Organizations deal with two types of cyberthreats: hurricanes and earthquakes. Hurricanes are those attacks you can see coming; earthquakes, you can't. Both are inevitable, and you need to plan and take action accordingly. This starts with an understanding of what threat intelligence is and how to make it relevant and actionable. Threat intelligence can help you transition from constantly reacting to being proactive. It allows you to prepare for the hurricanes and respond to the earthquakes with an efficient, integrated approach.
Mention threat intelligence and most organizations think about multiple data feeds to which they subscribe — commercial sources, open source, and additional feeds from security vendors — each in a different format and most without any context to allow for prioritization. This global threat data gives some insight into activities happening outside of your enterprise — not only attacks themselves, but how attackers are operating and infiltrating networks.
The challenge is that most organizations suffer from data overload. Without the tools and insights to automatically sift through mountains of disparate global data and aggregate it for analysts and action, this threat data becomes noise: you have alerts around attacks that aren't contextualized, relevant, or a priority. To make more effective use of this data, it must be aggregated in one manageable location and translated into a uniform format so that you can automatically get rid of the noise and focus on what's important.
Focus on Threats
With global threat data organized, you can focus on the hurricanes and earthquakes that threaten your organization. Hurricanes are the threats you know about, can prepare for, protect against, and anticipate based on past trends. For example, based on research, say that we know a file is malware. This intelligence should be operationalized — turned into a policy, a rule, or signature and sent to the appropriate sensor — so that it can prevent bad actors from stealing valuable data, creating a disruption, or causing damage. As security operations become more mature, you can start to get alerts on these known threats in addition to automatically blocking them so you can learn more about the adversary. This allows you to focus on the attacks that really matter.
Earthquakes are unknown threats, or threats that you may not have adequate countermeasures against, that have bypassed existing defenses. Once they're inside the network, your job is to detect, respond, and recover. This hinges on the ability to turn global threat data into threat intelligence by enriching that data with internal threat and event data and allowing analysts to collaborate for better decision making. Threat intelligence helps you better scope the campaign once the threat is detected, learn more about the adversary, and understand affected systems and how to best remediate. By correlating events and associated indicators from inside your environment (e.g., SIEM alerts or case management records) with external data on indicators, adversaries, and their methods, you gain the context to understand the who, what, when, where, why, and how of an attack.
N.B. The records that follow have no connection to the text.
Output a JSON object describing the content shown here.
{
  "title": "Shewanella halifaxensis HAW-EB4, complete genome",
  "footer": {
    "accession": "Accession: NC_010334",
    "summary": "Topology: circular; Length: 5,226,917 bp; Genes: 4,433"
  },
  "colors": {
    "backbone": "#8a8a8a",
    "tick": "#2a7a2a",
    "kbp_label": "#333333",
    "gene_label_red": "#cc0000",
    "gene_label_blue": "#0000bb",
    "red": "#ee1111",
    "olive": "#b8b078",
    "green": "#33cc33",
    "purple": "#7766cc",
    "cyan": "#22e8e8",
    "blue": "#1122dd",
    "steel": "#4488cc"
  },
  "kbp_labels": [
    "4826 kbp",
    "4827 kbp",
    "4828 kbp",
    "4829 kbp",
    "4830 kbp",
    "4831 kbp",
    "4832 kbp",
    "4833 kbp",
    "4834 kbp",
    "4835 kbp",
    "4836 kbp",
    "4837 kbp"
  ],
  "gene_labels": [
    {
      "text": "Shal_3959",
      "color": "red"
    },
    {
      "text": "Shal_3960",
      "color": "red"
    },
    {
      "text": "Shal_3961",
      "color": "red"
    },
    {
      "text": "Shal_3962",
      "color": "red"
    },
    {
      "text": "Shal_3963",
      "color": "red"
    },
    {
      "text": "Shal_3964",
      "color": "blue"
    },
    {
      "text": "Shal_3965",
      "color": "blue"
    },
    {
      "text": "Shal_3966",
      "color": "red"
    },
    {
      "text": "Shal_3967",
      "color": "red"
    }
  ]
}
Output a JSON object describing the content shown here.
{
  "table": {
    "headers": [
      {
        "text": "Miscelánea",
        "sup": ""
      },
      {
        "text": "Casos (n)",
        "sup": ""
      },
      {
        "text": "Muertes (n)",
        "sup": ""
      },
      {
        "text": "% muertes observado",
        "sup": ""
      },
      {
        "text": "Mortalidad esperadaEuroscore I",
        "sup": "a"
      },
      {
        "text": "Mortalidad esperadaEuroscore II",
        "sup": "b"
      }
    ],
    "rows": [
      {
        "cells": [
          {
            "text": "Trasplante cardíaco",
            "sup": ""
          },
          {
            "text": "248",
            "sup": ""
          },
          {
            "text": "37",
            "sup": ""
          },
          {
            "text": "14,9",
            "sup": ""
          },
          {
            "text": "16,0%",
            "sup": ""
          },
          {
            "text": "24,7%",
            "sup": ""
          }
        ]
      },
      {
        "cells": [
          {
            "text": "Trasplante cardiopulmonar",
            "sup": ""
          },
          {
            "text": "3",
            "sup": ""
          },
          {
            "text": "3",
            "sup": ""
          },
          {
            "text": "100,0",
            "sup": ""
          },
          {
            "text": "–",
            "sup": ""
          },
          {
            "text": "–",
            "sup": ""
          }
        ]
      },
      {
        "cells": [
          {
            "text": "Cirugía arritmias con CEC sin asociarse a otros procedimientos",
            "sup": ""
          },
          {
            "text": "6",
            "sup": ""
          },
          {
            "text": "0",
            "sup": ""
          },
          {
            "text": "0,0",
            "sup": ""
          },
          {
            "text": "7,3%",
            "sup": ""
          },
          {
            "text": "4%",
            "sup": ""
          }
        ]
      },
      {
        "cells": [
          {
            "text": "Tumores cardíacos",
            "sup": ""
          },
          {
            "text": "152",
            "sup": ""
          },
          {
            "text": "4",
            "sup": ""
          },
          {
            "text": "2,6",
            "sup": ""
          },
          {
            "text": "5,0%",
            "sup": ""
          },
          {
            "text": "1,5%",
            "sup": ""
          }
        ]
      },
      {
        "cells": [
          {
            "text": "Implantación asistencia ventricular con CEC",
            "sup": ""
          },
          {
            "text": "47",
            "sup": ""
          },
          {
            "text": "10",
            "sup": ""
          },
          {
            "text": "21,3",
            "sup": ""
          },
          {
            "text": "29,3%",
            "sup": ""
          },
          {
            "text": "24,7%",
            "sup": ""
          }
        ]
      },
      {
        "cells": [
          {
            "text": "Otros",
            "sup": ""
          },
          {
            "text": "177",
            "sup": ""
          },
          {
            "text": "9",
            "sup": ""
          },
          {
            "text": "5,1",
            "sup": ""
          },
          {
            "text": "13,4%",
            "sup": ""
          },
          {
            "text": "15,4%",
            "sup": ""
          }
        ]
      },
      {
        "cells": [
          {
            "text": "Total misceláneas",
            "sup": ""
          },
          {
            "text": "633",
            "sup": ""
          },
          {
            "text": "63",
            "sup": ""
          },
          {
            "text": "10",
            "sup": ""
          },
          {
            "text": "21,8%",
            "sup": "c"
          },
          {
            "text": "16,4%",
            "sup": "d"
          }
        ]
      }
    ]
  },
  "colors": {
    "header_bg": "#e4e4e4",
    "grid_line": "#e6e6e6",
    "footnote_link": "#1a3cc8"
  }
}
Going a step further, applying context to your business processes and assets helps you assess relevance. Is anything the organization cares about at risk? If the answer is "no," then what you suspected to be a threat is low priority. If the answer is "yes," then it's a threat. Either way, you have the intelligence you need to quickly take action.
Make Intelligence Actionable
Intelligence has three attributes that help define "actionable."
- Accuracy: Is the intelligence reliable and detailed?
- Relevance: Does the intelligence apply to your business or industry?
- Timeliness: Is the intelligence being received with enough time to do something?
An old industry joke is that you can only have two of the three, so you need to determine what's most important to your business. If you need intelligence as fast as possible to deploy to your sensors, then accuracy may suffer and you might expect some false positives. If the intelligence is accurate and timely, then you may not have been able to conduct thorough analysis to determine if the intelligence is relevant to your business. This could result in expending resources on something that doesn't present a lot of risk.
Ultimately, the goal is to make threat intelligence actionable. But actionable is defined by the user. The security operations center typically looks for IP addresses, domain names, and other indicators of compromise — anything that will help to detect and contain a threat and prevent it in the future. For the network team, it's about hardening defenses with information on vulnerabilities, signatures, and rules to update firewalls, and patch and vulnerability management systems. The incident response team needs intelligence about the adversary and the campaigns involved so they can investigate and remediate. And the executive team and board need intelligence about threats in business terms — the financial and operational impact — in order to increase revenue and protect shareholders and the company as a whole. Analysts must work together and across the organization to provide the right intelligence in the right format and with the right frequency so that it can be used by multiple teams.
Operationalizing threat intelligence takes time and a plan. Many organizations are already moving from a reactive mode to being more proactive. But to make time to look out at the horizon and see and prepare for hurricanes while also dealing with earthquakes, organizations need to move to an anticipatory model with contextual intelligence, relevance, and visibility into trends in the threat landscape.